La santé et la sécurité du travail au coeur des priorités

À l'occasion du 8e Forum santé et sécurité du travail qui aura lieu le mercredi 7 mai au Centre des congrès de Québec, Le Soleil saisit l'occasion pour rappeler le rôle que joue la Commission de la santé et sécurité du travail au Québec. Depuis plus de 30 ans, l'institution mise sur la prévention pour éviter les accidents de travail dans tous les secteurs d'activité.

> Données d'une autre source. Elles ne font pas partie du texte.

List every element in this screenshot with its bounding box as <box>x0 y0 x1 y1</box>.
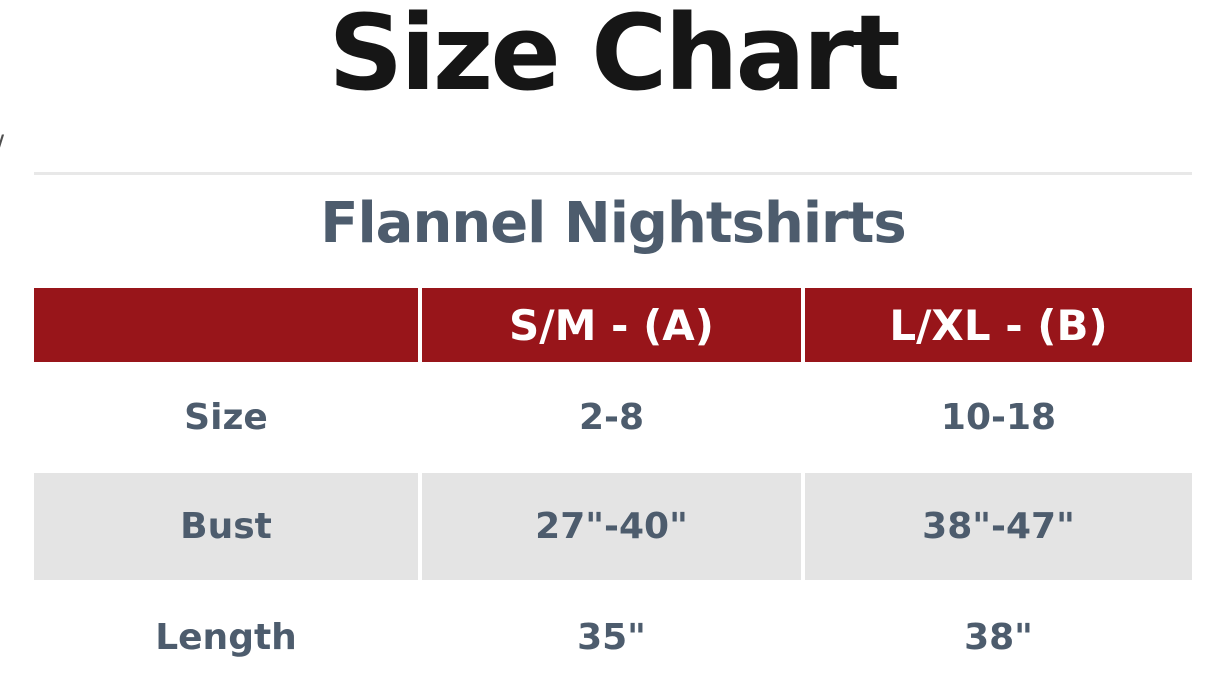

Bien du chemin a été parcouru depuis l'adoption de la Loi sur la santé et la sécurité du travail (LSST) en 1979 au Québec et la création de la Commission de la santé et de la sécurité du travail (CSST) l'année suivante. Par-dessus tout, un changement s'est opéré dans la mentalité des Québécois.
«Le Québec s'est doté d'une loi, s'est préoccupé, s'est sensibilisé, et la SST [santé et sécurité du travail] est devenue à travers la syndicalisation, les comités paritaires, les patrons plus sensibilisés une valeur importante et parfois suprême. Le Québec est devenu exemplaire en cette matière», se réjouit Serge Bouchard, anthropologue de formation et consultant dans le monde du travail. Lui qui a fait sa thèse de doctorat sur les camionneurs au long cours rappelle que dans les années 30 et 40 au Québec, certaines conditions de travail étaient inhumaines. Aujourd'hui, «il n'y a pas un profit qui justifierait que 500 travailleurs meurent», ajoute-t-il pour illustrer la gravité de la situation à l'époque.
Bien implantée
La CSST est maintenant une institution bien implantée, financée par les cotisations de tous les employeurs dans la province. À travers des comités de santé et de sécurité du travail et des associations sectorielles paritaires (ASP) représentant chaque secteur d'activité, elle vise à prévenir les accidents au travail et à indemniser les travailleurs qui en sont victimes. En 2013, plus de 80 000 personnes ont été victimes d'un accident de travail et184 travailleurs sont morts d'un accident ou à la suite d'une maladie professionnelle. «La SST est une partie qui n'est jamais gagnée au Québec parce que toute action humaine est à risque», regrette Serge Bouchard. Cependant, la situation s'améliore d'année en année.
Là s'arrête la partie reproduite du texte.